In the $\Sigma$ update, Bishop uses $C$ where I use $C^T$ and vice versa. I suspect he’s wrong because if $C$ is rectangular, $Cz$ works but $C^Tz$ has the wrong sizes. $\Sigma$ has the same size as $x$ on each axis.

The updates for $A$ and $C$ resemble the classic regression estimate $(X^TX)^{-1}X^TY$, but they are transposed because in a typical regression looking like $Y \approx X\beta$, you would estimate $\beta$, but here we estimate $X$. The variance estimates are also basically the same as linear regression.

Testing

If I were to code this up, Bishop or I will have made typos (probably already did), and I would need to test the code and catch them. How?
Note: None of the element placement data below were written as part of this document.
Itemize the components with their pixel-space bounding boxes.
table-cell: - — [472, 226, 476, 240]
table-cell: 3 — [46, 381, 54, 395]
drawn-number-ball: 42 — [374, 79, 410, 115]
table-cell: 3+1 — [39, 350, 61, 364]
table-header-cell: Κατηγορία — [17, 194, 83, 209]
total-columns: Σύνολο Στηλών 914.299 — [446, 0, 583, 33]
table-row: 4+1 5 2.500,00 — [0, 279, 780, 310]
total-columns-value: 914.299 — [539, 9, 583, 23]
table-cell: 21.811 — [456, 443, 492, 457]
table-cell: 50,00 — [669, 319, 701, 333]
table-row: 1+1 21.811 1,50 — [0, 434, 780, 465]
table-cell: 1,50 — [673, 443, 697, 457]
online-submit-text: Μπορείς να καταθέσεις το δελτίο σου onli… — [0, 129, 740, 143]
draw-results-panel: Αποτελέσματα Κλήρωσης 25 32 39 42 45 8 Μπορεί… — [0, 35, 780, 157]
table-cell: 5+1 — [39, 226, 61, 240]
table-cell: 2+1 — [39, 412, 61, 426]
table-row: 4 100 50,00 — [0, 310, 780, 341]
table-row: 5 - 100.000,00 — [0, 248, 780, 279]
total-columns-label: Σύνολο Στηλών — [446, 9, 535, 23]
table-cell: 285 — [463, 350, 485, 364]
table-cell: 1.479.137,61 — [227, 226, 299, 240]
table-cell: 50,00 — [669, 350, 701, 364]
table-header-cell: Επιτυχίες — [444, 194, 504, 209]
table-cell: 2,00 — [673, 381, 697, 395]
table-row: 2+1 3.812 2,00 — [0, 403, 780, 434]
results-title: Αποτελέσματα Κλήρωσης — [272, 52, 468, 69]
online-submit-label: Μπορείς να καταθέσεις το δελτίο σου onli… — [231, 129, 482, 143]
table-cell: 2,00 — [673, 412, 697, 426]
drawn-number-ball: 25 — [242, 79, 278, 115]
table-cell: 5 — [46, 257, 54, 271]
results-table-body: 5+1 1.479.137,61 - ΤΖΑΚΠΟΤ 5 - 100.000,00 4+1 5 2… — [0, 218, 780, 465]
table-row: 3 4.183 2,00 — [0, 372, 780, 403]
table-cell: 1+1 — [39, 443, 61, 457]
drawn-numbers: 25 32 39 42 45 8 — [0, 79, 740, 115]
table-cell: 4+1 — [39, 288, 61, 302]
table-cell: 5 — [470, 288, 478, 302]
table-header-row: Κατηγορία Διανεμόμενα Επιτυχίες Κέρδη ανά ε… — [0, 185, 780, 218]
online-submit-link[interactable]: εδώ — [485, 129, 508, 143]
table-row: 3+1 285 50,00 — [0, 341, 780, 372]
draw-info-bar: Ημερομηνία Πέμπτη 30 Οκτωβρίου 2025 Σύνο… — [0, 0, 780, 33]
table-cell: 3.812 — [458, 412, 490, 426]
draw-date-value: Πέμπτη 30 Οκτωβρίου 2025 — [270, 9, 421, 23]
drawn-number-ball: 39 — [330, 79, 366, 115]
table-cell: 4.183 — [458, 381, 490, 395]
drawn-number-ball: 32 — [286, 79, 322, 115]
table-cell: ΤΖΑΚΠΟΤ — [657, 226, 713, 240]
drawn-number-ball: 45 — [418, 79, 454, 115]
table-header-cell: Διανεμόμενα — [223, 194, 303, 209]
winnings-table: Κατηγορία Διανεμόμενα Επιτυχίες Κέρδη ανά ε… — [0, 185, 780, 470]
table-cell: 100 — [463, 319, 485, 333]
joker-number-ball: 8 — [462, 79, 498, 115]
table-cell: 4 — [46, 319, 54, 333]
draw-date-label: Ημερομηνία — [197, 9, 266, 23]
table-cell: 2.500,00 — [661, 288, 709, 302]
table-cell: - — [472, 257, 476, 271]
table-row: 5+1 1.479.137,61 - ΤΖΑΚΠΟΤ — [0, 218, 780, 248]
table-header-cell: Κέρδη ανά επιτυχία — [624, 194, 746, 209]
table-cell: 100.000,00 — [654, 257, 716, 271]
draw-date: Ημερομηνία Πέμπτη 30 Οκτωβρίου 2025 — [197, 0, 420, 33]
  • Matrix size checks. Most languages will check this at run-time when you try to multiply matrices that don’t conform. Maybe Rust could even check that at compile time. Make sure to test some non-square matrices.
  • Visual checks. It is comforting to plot and examine some sample paths – true, observed, and filtered – for a simple system in 2d or 1d.
  • Simulation. It’s pretty easy to run this model generatively, then check whether the recovered parameters and sample paths are right. You just have to calibrate your expectations when doing this. For $z$, you won’t get it exactly, ever. For $\mu_0$ or $P_0$, I suspect it is impossible to get a consistent estimate from a single sequence, but running many sequences would work. The other parameters probably do converge with one long sequence as $N\rightarrow \infty$.
  • Simple mode. For each parameter, I would want an option where it is constrained to a simple default option such as $I$ for matrices and $0$ for means. It would be easier to isolate problems if I could run simulations etc with all but one parameter fixed.
  • Invariants. With EM, the observed-data likelihood is supposed to increase monotonically.
  • Existing software. There is Python code out there for both EM and hidden state prediction: search PyKalman.

Numerical considerations

Testing aside, another implementation consideration is that you’ll have to invert a bunch of matrices. One of the biggest things Misha Kilmer taught me was not to do this blindly. Since all the inverses are of symmetric positive definite matrices, Cholesky decomposition and forward+backward substitution would be a nice default option.

Also, it seems the Kalman filter was developed for situations where $X$ is not very high-dimensional. The Kalman gain matrix $K_n$ requires a $D\times D$ matrix inversion where $D$ is the dimension of $X$. It may be possible to derive an alternate update formula for cases where $Z$ is low dimensional but $X$ is not.

Written on August 30, 2020